Dr. Janice Barry has been working in the field of urban and regional planning for nearly 20 years. She worked as a natural resource and protected area planner with the Ontario Ministry of Natural Resources before deciding to embark on a career in planning research and teaching. Her scholarly work is driven by a concern for how planning decisions are made and the institutional structures (laws, policies, procedures and professional norms) that faciliate and impede meaningful engagement with diverse peoples and perspectives.
In recent years, her work has focused on conflicts and collaborations between Indigenous peoples and settler planning agencies. Although her early research and professional experiences were on natural resource planning, Dr. Barry also examines on how Indigenous rights and title are addressed in the urban environment. She is particularly interested in the planning relationships that are emerging between municipalities and First Nations as land claims are settled and treaty land entitlements are fulfilled. She has written numerous articles on these subjects, included her 2016 book (with Libby Porter) Planning for Coexistence? Recognizing Indigenous Rights through Land-Use Planning in Canada and Australia.
While she is excited to continue to her work on Indigenous-municipal relationships and to engage in community-based planning projects with Indigenous partners, she is also expanding her research on participatory planning. One of her emerging interests is in how community engagement practitioners define their work and how they are working to professionalize and market their practices.
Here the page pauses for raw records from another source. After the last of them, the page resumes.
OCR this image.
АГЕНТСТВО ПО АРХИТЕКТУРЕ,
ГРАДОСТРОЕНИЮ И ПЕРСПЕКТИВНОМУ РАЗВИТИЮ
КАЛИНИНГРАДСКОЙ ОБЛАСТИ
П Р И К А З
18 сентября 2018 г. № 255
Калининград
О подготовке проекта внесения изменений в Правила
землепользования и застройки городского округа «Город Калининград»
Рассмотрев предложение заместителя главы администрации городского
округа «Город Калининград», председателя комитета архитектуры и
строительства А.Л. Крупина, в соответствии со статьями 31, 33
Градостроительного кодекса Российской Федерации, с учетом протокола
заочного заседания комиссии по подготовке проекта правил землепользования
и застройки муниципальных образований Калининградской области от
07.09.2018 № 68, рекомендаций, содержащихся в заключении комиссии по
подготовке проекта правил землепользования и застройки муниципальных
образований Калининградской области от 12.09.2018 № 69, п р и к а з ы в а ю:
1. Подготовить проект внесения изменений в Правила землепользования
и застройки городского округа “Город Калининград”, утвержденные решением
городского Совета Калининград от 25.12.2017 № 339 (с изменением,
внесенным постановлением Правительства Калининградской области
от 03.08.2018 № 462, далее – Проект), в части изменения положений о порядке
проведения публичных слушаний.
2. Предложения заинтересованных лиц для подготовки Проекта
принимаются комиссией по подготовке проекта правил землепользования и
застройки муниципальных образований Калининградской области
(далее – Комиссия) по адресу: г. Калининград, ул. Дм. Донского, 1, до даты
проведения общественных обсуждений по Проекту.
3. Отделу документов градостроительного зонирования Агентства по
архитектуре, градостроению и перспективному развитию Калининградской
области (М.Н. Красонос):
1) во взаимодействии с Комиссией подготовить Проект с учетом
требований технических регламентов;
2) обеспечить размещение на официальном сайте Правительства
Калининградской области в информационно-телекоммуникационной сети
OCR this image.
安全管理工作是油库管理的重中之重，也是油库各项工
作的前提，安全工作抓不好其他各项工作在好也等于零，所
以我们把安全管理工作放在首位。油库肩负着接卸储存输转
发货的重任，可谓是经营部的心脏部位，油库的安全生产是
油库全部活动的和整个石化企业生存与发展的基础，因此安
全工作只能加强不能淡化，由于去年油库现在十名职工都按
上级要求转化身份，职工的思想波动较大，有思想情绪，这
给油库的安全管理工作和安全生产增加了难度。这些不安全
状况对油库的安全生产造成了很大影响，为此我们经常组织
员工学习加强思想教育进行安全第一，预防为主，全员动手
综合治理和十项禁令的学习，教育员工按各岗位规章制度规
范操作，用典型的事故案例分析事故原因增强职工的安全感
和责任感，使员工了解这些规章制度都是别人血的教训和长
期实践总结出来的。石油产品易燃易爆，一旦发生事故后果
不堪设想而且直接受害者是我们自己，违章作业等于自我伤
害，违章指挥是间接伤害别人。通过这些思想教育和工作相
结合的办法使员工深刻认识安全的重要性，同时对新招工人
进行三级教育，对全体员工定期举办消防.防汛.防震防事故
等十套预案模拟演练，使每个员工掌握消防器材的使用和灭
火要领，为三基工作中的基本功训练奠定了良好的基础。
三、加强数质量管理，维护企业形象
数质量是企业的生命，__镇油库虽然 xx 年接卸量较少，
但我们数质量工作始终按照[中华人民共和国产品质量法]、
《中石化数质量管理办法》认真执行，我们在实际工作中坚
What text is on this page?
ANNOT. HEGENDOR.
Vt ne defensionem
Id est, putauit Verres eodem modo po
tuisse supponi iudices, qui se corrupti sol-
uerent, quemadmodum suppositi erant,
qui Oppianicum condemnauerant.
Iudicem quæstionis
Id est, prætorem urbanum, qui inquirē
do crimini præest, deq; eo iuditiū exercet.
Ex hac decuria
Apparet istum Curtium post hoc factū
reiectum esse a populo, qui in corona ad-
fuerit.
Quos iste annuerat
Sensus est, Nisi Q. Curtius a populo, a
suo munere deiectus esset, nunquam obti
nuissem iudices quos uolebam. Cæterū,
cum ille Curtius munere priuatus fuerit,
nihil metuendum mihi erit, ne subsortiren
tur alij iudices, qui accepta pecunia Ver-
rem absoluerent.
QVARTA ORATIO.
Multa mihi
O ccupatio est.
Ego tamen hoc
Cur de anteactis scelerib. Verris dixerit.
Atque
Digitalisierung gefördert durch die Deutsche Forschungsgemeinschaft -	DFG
Dr. Barry holds a PhD in Community and Regional Planning from the University of British Columbia, as well as a Masters in Canadian Studies and Indigenous Studies and a Bachelors of Science in Environmental Science and Biology, both from Trent University. She is also a Registered Professional Planner. Before taking up her current position at the University of Waterloo, she worked as an Assistant Professor at the University of Manitoba's Department of City Planning, a Lecturer of Town Planning at the University of Sheffield (UK), and a postdoctoral researcher at the University of Glasgow (UK).